For the next three weeks, our TV schedules are going to be dominated by ‘the greatest spectacle on earth’ that we call the Olympic Games. There is no doubt that there will be extraordinary feats of courage and endurance, and inspiring stories of individuals winning against the odds. Clergy will be on the lookout for testimonies from people of faith and other sermon illustrations; most will be putting their feet up at the end of a busy day and unwinding while watching Olympians begin their day’s work.
But I won’t be joining them. This is not because I don’t enjoy sport or am ignorant of competition; I once spent two or three hours a day training for my University rowing crew, and won University Sports colours by winning a regatta at Senior A class (one below the national Elite standard)—and I enjoyed it.
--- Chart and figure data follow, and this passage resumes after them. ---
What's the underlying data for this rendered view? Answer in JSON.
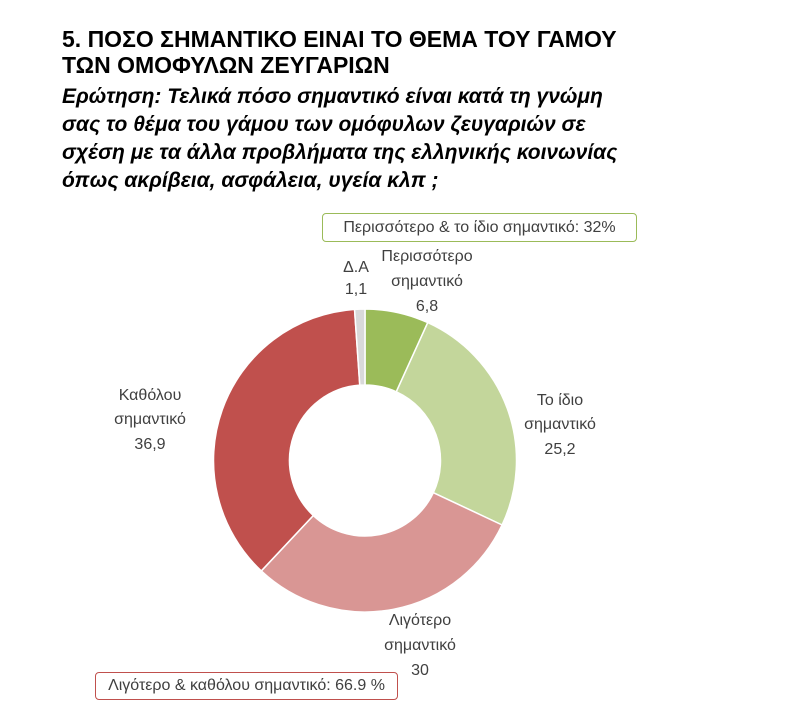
{
  "chart_data": {
    "type": "pie",
    "donut": true,
    "title": [
      "5. ΠΟΣΟ ΣΗΜΑΝΤΙΚΟ ΕΙΝΑΙ ΤΟ ΘΕΜΑ ΤΟΥ ΓΑΜΟΥ",
      "ΤΩΝ ΟΜΟΦΥΛΩΝ ΖΕΥΓΑΡΙΩΝ"
    ],
    "subtitle": [
      "Ερώτηση: Τελικά πόσο σημαντικό είναι κατά τη γνώμη",
      "σας το θέμα του γάμου των ομόφυλων ζευγαριών σε",
      "σχέση με τα άλλα προβλήματα της ελληνικής κοινωνίας",
      "όπως ακρίβεια, ασφάλεια, υγεία κλπ ;"
    ],
    "categories": [
      "Περισσότερο σημαντικό",
      "Το ίδιο σημαντικό",
      "Λιγότερο σημαντικό",
      "Καθόλου σημαντικό",
      "Δ.Α"
    ],
    "values": [
      6.8,
      25.2,
      30,
      36.9,
      1.1
    ],
    "value_labels": [
      "6,8",
      "25,2",
      "30",
      "36,9",
      "1,1"
    ],
    "colors": [
      "#9bbb59",
      "#c3d69b",
      "#d99694",
      "#c0504d",
      "#d9d9d9"
    ],
    "annotations": [
      {
        "text": "Περισσότερο & το ίδιο σημαντικό: 32%",
        "color": "#9bbb59"
      },
      {
        "text": "Λιγότερο & καθόλου σημαντικό: 66.9 %",
        "color": "#c0504d"
      }
    ]
  }
}
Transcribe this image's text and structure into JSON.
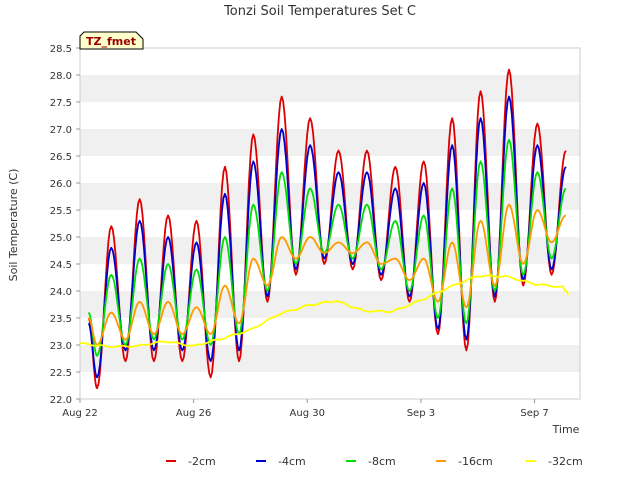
{
  "chart_data": {
    "type": "line",
    "title": "Tonzi Soil Temperatures Set C",
    "xlabel": "Time",
    "ylabel": "Soil Temperature (C)",
    "badge": "TZ_fmet",
    "ylim": [
      22.0,
      28.5
    ],
    "xlim": [
      0,
      17.6
    ],
    "yticks": [
      "22.0",
      "22.5",
      "23.0",
      "23.5",
      "24.0",
      "24.5",
      "25.0",
      "25.5",
      "26.0",
      "26.5",
      "27.0",
      "27.5",
      "28.0",
      "28.5"
    ],
    "xticks": [
      {
        "label": "Aug 22",
        "day": 0
      },
      {
        "label": "Aug 26",
        "day": 4
      },
      {
        "label": "Aug 30",
        "day": 8
      },
      {
        "label": "Sep 3",
        "day": 12
      },
      {
        "label": "Sep 7",
        "day": 16
      }
    ],
    "grid": "horizontal bands",
    "legend_position": "bottom",
    "series": [
      {
        "name": "-2cm",
        "color": "#dd0000",
        "x": [
          0.3,
          0.6,
          1.1,
          1.6,
          2.1,
          2.6,
          3.1,
          3.6,
          4.1,
          4.6,
          5.1,
          5.6,
          6.1,
          6.6,
          7.1,
          7.6,
          8.1,
          8.6,
          9.1,
          9.6,
          10.1,
          10.6,
          11.1,
          11.6,
          12.1,
          12.6,
          13.1,
          13.6,
          14.1,
          14.6,
          15.1,
          15.6,
          16.1,
          16.6,
          17.1
        ],
        "min": [
          22.2,
          22.7,
          22.7,
          22.7,
          22.4,
          22.7,
          23.8,
          24.3,
          24.5,
          24.4,
          24.2,
          23.8,
          23.2,
          22.9,
          23.8,
          24.1,
          24.3,
          24.6,
          25.3,
          24.9,
          24.6,
          24.6,
          24.2,
          23.9
        ],
        "max": [
          23.5,
          25.2,
          25.7,
          25.4,
          25.3,
          26.3,
          26.9,
          27.6,
          27.2,
          26.6,
          26.6,
          26.3,
          26.4,
          27.2,
          27.7,
          28.1,
          27.1,
          26.6,
          26.6,
          26.8,
          25.6
        ]
      },
      {
        "name": "-4cm",
        "color": "#0000cc",
        "x": [
          0.3,
          0.6,
          1.1,
          1.6,
          2.1,
          2.6,
          3.1,
          3.6,
          4.1,
          4.6,
          5.1,
          5.6,
          6.1,
          6.6,
          7.1,
          7.6,
          8.1,
          8.6,
          9.1,
          9.6,
          10.1,
          10.6,
          11.1,
          11.6,
          12.1,
          12.6,
          13.1,
          13.6,
          14.1,
          14.6,
          15.1,
          15.6,
          16.1,
          16.6,
          17.1
        ],
        "min": [
          22.4,
          22.9,
          22.9,
          22.9,
          22.7,
          22.9,
          23.9,
          24.4,
          24.6,
          24.5,
          24.3,
          23.9,
          23.3,
          23.1,
          23.9,
          24.2,
          24.4,
          24.7,
          25.4,
          25.0,
          24.7,
          24.7,
          24.3,
          24.0
        ],
        "max": [
          23.4,
          24.8,
          25.3,
          25.0,
          24.9,
          25.8,
          26.4,
          27.0,
          26.7,
          26.2,
          26.2,
          25.9,
          26.0,
          26.7,
          27.2,
          27.6,
          26.7,
          26.3,
          26.2,
          26.4,
          25.5
        ]
      },
      {
        "name": "-8cm",
        "color": "#00dd00",
        "x": [
          0.3,
          0.6,
          1.1,
          1.6,
          2.1,
          2.6,
          3.1,
          3.6,
          4.1,
          4.6,
          5.1,
          5.6,
          6.1,
          6.6,
          7.1,
          7.6,
          8.1,
          8.6,
          9.1,
          9.6,
          10.1,
          10.6,
          11.1,
          11.6,
          12.1,
          12.6,
          13.1,
          13.6,
          14.1,
          14.6,
          15.1,
          15.6,
          16.1,
          16.6,
          17.1
        ],
        "min": [
          22.8,
          23.0,
          23.1,
          23.1,
          23.0,
          23.2,
          24.0,
          24.5,
          24.7,
          24.6,
          24.4,
          24.0,
          23.5,
          23.4,
          24.0,
          24.3,
          24.6,
          24.9,
          25.5,
          25.2,
          24.9,
          24.8,
          24.4,
          24.2
        ],
        "max": [
          23.6,
          24.3,
          24.6,
          24.5,
          24.4,
          25.0,
          25.6,
          26.2,
          25.9,
          25.6,
          25.6,
          25.3,
          25.4,
          25.9,
          26.4,
          26.8,
          26.2,
          25.9,
          25.8,
          25.8,
          25.0
        ]
      },
      {
        "name": "-16cm",
        "color": "#ff9900",
        "x": [
          0.3,
          0.6,
          1.1,
          1.6,
          2.1,
          2.6,
          3.1,
          3.6,
          4.1,
          4.6,
          5.1,
          5.6,
          6.1,
          6.6,
          7.1,
          7.6,
          8.1,
          8.6,
          9.1,
          9.6,
          10.1,
          10.6,
          11.1,
          11.6,
          12.1,
          12.6,
          13.1,
          13.6,
          14.1,
          14.6,
          15.1,
          15.6,
          16.1,
          16.6,
          17.1
        ],
        "min": [
          23.0,
          23.1,
          23.2,
          23.2,
          23.2,
          23.4,
          24.1,
          24.6,
          24.7,
          24.7,
          24.5,
          24.2,
          23.8,
          23.7,
          24.1,
          24.5,
          24.9,
          25.3,
          25.5,
          25.4,
          25.1,
          25.0,
          24.6,
          24.4
        ],
        "max": [
          23.5,
          23.6,
          23.8,
          23.8,
          23.7,
          24.1,
          24.6,
          25.0,
          25.0,
          24.9,
          24.9,
          24.6,
          24.6,
          24.9,
          25.3,
          25.6,
          25.5,
          25.4,
          25.2,
          25.1,
          24.6
        ]
      },
      {
        "name": "-32cm",
        "color": "#ffff00",
        "x": [
          0,
          1,
          2,
          3,
          4,
          5,
          6,
          7,
          8,
          9,
          10,
          11,
          12,
          13,
          14,
          15,
          16,
          17,
          17.2
        ],
        "values": [
          23.05,
          22.95,
          23.0,
          23.05,
          23.0,
          23.1,
          23.3,
          23.55,
          23.75,
          23.8,
          23.65,
          23.6,
          23.85,
          24.05,
          24.3,
          24.25,
          24.15,
          24.05,
          23.95
        ]
      }
    ]
  }
}
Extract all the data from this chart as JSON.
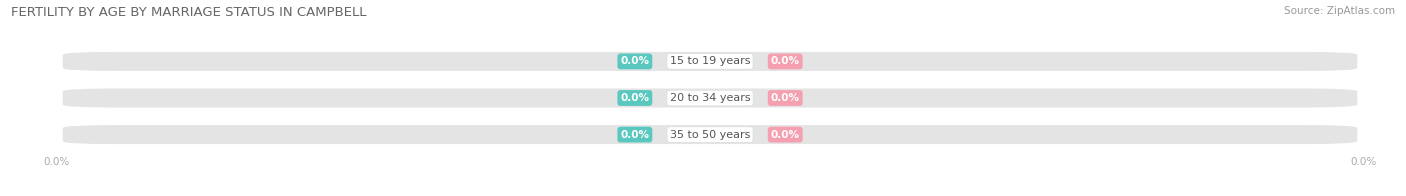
{
  "title": "FERTILITY BY AGE BY MARRIAGE STATUS IN CAMPBELL",
  "source": "Source: ZipAtlas.com",
  "categories": [
    "15 to 19 years",
    "20 to 34 years",
    "35 to 50 years"
  ],
  "married_values": [
    "0.0%",
    "0.0%",
    "0.0%"
  ],
  "unmarried_values": [
    "0.0%",
    "0.0%",
    "0.0%"
  ],
  "married_color": "#5bc8c0",
  "unmarried_color": "#f4a0b0",
  "bar_bg_color": "#e4e4e4",
  "center_label_bg": "#ffffff",
  "title_color": "#666666",
  "source_color": "#999999",
  "label_color": "#555555",
  "tick_color": "#aaaaaa",
  "title_fontsize": 9.5,
  "source_fontsize": 7.5,
  "label_fontsize": 7.5,
  "cat_fontsize": 8.0,
  "tick_fontsize": 7.5,
  "bar_height": 0.52,
  "figsize": [
    14.06,
    1.96
  ],
  "dpi": 100,
  "xlim": [
    -1.0,
    1.0
  ]
}
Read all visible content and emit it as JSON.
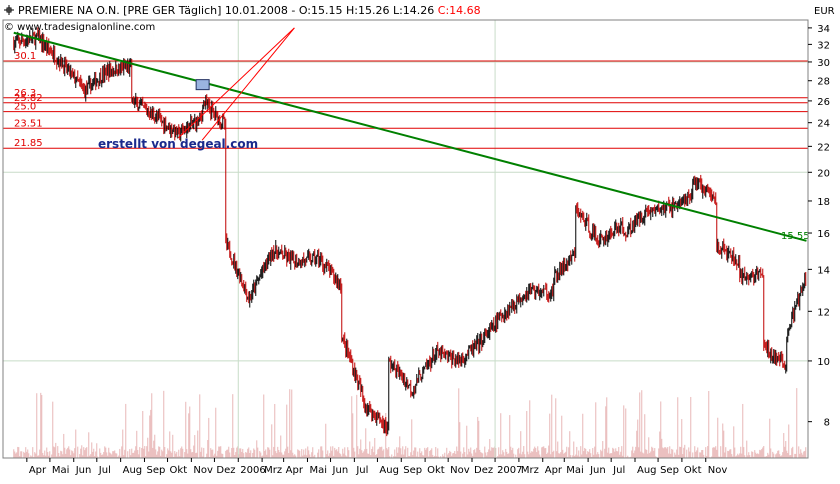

No, it is because of the hidden and not-so-hidden costs of the Olympics—many shared with other global sports spectacles—that we conveniently forget when we actually tune in to the day’s highlights from Rio.
1. The Games cost a fortune and often cripple the host city
The record of Olympic spending is an eye-watering catalogue of overspend and debt accumulation. The worst was Montreal in 1976; the mayor having said ‘The budget can no more over-spend than a man can have a baby’, the cost was eight times the plan, the city only paid off the debt after 30 years, and the main stadium still stands empty.
“There’s no incentive to get it right,” Stewart says. “People say: We know it’s going to cost more, and we accept it.” The host city signs a contract with the IOC saying the city will have to cover cost overruns. “It’s a blank check. Is the overrun a surprise?” she asks. “Not really.”
Tim Harford points out the problems at the financial level.
Don’t get me wrong: I loved the London 2012 Olympics. It was a superb spectacle in its own right and there’s an impressive legacy — some great sporting facilities, a lovely park and new housing in a city that desperately needs it. I just doubt that it was worth what it cost. Very few Olympic Games are.
This shouldn’t really be a surprise: hosting the games is not unlike building a church for one single, glorious wedding celebration. The expensive facilities will only be fully used for a short time. They will then either be underutilised or, at best, cleverly reworked at some expense. It’s possible to adjust and dye a wedding dress so that it can be worn again but this is a pricey way to get a posh frock.